5. Bisecting verify_models phase failures

verify_models reports phase-by-phase. Map the failing phase to the bisection focus:

Phase What failed Start here
1 Forward correctness vs HF Steps 1–4 above; this is the standard parity workflow
2 Hook firing / gradient flow The hook isn't registered, or it's firing on a tensor that's been replaced (in-place op). Grep adapter for in-place ops on hookable tensors.
3 Weight processing Run with no_processing=True to isolate. Then bisect compat-mode flags per §3 above.
4 Text-generation quality Usually tokenizer policy: default_prepend_bos, padding side, EOS handling, chat-template wiring. Tokenizer behaviour is per-model, not per-architecture — check the target's tokenizer_config.json, don't inherit from a sibling. Less often, a generation-loop divergence; rerun with --no-ht-reference to skip HT comparison.
7 Multimodal alignment Vision encoder output drift or projection mismatch. Llava / Gemma3-multimodal only.
8 Audio HuBERT only; check CTC head and audio-feature alignment.

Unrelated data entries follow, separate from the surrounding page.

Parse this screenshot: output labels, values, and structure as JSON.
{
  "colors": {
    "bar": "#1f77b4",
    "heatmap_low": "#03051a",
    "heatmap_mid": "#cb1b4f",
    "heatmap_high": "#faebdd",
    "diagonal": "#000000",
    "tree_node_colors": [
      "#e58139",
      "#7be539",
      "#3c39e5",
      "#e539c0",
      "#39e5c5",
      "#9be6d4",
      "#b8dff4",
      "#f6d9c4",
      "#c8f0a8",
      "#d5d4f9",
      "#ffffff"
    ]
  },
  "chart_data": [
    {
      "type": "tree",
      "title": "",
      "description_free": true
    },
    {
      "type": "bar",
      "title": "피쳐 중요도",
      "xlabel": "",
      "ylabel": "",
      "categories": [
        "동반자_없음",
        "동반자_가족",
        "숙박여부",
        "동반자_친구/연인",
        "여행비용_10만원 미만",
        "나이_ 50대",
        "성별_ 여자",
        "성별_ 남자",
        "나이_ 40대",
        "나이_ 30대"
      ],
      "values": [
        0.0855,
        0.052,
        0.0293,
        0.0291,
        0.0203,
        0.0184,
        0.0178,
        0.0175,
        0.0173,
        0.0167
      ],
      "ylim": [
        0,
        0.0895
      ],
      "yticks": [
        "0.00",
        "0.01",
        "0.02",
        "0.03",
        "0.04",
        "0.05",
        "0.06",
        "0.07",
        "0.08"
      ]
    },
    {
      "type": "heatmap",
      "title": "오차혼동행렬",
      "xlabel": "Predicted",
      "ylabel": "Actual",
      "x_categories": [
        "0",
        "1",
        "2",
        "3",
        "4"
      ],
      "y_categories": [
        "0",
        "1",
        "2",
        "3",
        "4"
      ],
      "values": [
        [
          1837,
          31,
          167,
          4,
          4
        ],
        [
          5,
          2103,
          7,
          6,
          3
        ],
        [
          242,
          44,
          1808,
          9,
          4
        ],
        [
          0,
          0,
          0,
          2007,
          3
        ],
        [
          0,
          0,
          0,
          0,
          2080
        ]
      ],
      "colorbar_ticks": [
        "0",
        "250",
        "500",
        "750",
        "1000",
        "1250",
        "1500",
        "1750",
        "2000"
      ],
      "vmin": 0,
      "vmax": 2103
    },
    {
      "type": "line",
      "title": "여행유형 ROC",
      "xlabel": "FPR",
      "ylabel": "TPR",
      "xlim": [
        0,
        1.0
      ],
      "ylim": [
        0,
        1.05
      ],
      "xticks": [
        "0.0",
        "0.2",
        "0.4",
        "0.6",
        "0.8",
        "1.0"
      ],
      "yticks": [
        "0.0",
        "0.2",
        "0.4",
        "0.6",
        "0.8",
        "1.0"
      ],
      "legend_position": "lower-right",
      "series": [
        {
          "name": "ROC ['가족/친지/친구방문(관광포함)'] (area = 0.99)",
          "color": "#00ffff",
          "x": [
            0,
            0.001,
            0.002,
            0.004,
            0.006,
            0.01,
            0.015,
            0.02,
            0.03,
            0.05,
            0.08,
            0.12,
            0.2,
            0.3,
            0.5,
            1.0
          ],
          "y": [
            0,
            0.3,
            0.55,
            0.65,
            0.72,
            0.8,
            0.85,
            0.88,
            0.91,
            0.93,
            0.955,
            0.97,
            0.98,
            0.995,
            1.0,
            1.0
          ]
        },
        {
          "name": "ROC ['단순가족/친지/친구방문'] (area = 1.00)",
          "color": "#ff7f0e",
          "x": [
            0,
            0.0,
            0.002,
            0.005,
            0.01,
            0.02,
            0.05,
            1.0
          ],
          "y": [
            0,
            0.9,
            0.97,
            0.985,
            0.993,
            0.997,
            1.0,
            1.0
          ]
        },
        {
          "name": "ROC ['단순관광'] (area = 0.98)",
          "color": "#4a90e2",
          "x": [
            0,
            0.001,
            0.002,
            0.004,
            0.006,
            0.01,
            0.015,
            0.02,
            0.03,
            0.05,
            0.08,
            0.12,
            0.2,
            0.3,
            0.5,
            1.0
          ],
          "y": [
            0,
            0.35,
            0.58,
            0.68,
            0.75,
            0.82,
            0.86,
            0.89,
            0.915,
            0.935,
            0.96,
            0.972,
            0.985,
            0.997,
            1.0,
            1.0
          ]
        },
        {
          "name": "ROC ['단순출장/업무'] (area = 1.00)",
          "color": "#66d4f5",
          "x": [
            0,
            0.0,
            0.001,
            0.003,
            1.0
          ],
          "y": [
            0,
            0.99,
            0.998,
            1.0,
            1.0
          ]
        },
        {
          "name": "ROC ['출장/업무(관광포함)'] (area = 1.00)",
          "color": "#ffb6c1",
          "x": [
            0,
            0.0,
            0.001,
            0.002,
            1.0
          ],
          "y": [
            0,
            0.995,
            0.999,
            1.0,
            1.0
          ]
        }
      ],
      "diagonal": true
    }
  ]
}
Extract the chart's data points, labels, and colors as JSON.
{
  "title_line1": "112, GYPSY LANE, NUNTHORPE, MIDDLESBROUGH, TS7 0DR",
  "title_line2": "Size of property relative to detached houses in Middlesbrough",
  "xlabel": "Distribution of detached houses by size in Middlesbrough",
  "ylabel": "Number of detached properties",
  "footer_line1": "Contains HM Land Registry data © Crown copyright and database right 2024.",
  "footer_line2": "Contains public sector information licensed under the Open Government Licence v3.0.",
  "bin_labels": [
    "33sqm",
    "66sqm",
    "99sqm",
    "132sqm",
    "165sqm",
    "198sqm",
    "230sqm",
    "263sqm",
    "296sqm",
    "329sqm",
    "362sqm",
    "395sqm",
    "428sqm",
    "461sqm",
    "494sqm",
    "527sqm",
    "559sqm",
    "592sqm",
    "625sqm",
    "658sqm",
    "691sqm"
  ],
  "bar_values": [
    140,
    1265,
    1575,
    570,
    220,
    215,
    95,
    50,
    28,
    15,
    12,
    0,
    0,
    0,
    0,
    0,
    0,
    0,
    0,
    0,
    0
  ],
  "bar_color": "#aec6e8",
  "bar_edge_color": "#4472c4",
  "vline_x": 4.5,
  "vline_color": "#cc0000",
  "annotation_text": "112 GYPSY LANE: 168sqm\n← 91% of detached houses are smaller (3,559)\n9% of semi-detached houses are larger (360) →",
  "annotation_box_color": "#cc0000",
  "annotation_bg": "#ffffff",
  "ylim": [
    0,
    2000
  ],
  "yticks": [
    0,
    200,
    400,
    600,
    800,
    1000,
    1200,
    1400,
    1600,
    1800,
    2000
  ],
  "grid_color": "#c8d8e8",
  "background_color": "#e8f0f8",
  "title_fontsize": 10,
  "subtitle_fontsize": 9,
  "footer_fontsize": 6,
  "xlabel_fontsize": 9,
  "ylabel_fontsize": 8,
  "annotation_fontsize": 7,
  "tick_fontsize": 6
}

6. What "fp noise" actually looks like

Empirically, in this codebase:

  • fp32, eager attention, single forward: HF vs Bridge max-abs diff is typically < 5e-5. Anything ≥ 1e-4 is suspicious.
  • bf16, eager: < 1e-2 is the noise floor.
  • fp32, sdpa: < 5e-4 due to sdpa's internal reductions. Use eager for parity tests.

If you suspect noise, the cheap proof is to run fp64: dtype=torch.float64 on both sides. If the diff stays the same magnitude, it's a bug. If it drops by ~8 orders of magnitude, it was noise. See the numerical-work conventions in contributing.md for more context on why this check is worth running.

7. Tooling

  • make integration-test PYTEST_ADDOPTS="-k <arch> -s" — focused run with stdout.
  • transformer_lens/scratch.py (gitignored) — drop one-off bisection scripts here without polluting git status.
  • .adapter-workspace/ (gitignored) — sibling directory for WIP adapter notes / repros.
  • bridge.run_with_cache(ids) — returns (logits, cache); cache["blocks.{i}.hook_resid_post"] is the easiest path to per-layer diffs.

If you exhaust this guide and still can't localize the bug, the failure pattern is worth adding to §2 above so the next contributor doesn't repeat the bisection.